Hicks has a day job as a landfill garbage contractor. But seven years ago, he became fed up with the lack of emergency services in his community.
"I'm not one to go around feeling helpless," said Hicks. "Every time there was an incident or crisis you'd have all kinds of people coming out and standing with their mouths open."
No manual, no gear, no hoses
So when he saw a 1972 Ford fire truck sitting on the side of the highway, Hicks knew he had to buy it. And it turned out to be not just any fire truck — it was featured in the 1982 action flick Rambo: First Blood starring Sylvester Stallone, which happened to be filmed nearby.
"There was no books, manual, no gear, no hoses — but it did pump water," said Hicks.
Now that he had a fire truck, Hicks began recruiting others from the community to volunteer. But first, they had to learn how to fight fires.
"It was quite chaotic and disorganized," laughed Hicks, as he recalled a particularly stressful early incident. "We rolled down the hill dragging the hoses behind us. It was just a gong show."
From ragtag to first responders
The McLeese Lake Volunteer Fire Department has come a long way from those early days.
Now, the small department has fifteen volunteers and three fire trucks.
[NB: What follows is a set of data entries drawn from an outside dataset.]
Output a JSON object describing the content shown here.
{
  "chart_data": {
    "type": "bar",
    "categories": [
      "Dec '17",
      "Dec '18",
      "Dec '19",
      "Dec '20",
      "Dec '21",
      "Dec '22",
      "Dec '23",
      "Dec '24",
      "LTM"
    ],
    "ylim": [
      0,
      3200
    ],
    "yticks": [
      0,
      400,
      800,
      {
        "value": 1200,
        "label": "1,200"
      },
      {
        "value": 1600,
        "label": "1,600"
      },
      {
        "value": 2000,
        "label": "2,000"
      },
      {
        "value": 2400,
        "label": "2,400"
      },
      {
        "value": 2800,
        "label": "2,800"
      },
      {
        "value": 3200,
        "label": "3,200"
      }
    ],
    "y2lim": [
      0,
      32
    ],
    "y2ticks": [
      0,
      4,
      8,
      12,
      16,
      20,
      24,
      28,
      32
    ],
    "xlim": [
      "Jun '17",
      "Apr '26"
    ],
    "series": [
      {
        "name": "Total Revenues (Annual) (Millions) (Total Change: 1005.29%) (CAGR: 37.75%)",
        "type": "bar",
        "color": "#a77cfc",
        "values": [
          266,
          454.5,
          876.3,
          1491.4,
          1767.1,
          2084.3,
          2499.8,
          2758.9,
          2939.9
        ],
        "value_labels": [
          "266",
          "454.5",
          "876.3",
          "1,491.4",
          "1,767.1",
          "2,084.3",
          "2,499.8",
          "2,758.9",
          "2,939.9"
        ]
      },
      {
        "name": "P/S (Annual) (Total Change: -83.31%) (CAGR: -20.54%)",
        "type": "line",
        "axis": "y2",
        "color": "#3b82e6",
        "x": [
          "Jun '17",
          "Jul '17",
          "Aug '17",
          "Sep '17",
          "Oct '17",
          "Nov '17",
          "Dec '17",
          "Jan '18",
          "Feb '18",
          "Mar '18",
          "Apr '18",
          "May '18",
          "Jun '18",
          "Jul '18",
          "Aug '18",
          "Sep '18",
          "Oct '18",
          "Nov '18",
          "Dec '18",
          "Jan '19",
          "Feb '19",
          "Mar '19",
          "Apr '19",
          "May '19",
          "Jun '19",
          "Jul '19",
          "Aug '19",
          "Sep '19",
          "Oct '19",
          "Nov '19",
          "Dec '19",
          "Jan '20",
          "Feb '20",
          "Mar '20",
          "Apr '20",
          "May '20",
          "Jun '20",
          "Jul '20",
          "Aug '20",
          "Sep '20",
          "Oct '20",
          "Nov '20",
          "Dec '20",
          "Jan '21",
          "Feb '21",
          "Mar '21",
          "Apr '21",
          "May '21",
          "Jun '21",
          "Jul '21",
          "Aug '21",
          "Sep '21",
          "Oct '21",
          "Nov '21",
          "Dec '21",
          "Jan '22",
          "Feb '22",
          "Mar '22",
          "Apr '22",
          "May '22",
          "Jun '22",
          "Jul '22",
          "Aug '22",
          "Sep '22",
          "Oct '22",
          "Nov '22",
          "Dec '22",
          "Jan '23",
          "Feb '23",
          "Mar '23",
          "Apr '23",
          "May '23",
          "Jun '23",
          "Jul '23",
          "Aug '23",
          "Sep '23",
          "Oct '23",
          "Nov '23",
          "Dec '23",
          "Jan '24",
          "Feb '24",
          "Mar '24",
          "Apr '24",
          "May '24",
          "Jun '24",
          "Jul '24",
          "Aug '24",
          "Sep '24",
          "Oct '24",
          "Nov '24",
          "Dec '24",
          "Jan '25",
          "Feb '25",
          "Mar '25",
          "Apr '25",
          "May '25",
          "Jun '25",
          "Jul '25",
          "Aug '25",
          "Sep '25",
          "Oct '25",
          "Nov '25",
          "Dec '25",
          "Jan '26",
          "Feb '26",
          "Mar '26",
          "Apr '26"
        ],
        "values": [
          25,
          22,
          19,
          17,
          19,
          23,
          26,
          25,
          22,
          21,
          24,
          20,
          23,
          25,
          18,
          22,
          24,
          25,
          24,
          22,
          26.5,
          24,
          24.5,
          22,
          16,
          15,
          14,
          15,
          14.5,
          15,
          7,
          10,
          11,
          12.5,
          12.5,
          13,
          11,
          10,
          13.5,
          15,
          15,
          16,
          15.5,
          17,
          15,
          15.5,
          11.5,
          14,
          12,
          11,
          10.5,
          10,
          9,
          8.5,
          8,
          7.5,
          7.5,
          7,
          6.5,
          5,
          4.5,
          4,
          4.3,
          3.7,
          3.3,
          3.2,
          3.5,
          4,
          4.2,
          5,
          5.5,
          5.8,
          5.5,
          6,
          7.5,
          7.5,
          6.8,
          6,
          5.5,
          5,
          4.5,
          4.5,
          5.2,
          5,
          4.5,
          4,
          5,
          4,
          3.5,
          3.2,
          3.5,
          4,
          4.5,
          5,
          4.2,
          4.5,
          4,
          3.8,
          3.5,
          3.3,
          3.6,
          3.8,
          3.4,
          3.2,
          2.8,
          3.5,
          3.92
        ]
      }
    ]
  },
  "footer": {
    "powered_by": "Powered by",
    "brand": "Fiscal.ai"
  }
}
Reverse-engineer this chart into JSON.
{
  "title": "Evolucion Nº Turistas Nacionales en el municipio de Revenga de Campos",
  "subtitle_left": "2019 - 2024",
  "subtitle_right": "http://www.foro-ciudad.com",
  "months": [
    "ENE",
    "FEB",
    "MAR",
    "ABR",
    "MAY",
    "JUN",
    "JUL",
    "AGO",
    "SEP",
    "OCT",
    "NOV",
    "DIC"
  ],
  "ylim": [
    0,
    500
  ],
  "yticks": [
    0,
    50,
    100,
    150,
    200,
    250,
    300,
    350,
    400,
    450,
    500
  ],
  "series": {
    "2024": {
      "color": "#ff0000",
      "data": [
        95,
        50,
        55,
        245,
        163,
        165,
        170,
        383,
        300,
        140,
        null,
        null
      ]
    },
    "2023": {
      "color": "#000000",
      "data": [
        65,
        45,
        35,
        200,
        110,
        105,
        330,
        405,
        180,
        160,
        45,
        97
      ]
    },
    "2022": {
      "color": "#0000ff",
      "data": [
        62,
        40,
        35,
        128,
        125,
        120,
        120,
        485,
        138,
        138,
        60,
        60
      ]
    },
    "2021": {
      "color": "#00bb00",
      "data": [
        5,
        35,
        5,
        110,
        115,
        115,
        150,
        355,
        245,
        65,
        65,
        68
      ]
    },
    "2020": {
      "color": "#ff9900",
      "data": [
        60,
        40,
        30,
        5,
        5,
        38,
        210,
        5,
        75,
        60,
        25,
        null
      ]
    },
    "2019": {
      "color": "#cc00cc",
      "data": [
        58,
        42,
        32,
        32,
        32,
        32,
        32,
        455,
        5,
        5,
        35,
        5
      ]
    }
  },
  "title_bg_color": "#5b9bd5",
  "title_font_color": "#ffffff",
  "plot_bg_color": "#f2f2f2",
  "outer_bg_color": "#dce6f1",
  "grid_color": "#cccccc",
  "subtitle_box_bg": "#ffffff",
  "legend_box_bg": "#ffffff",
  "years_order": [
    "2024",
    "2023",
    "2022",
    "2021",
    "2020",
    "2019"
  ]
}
So if you're ever in the Cariboo region needing help, Ian and his crew will jump into action— even if further assistance is needed from larger departments.
"One of our people might only live five minutes away, and they're going to get that text and go: 'Oh my god, that's Bobby's place, that's just down the street,' and they're going to get over there in that critical time."
But while the fire department might have proximity to the community on their side, Hicks says they still lack resources.
They're going to get over there in that critical time.- Ian Hicks
"We currently don't have a fire hall. Without a fire hall you have no home base," said Hicks, "A fire hall will make it so we can be warm and have trucks full of water in the winter time."
Although their team is small, Hicks said that having a local team of first responders has made a huge difference to the safety of the community.
During the devastating 2017 wildfire season, the McLeese Lake department was crucial in protecting the area. As a lightning-strike fire approached the community, it was their team that managed to hold back the flames.
"It would have grown to four miles wide and destroyed everything," said Hicks. "We stopped it. It was a pretty joyful situation. Even with our little ragtag group and our 35-year-old fire truck!"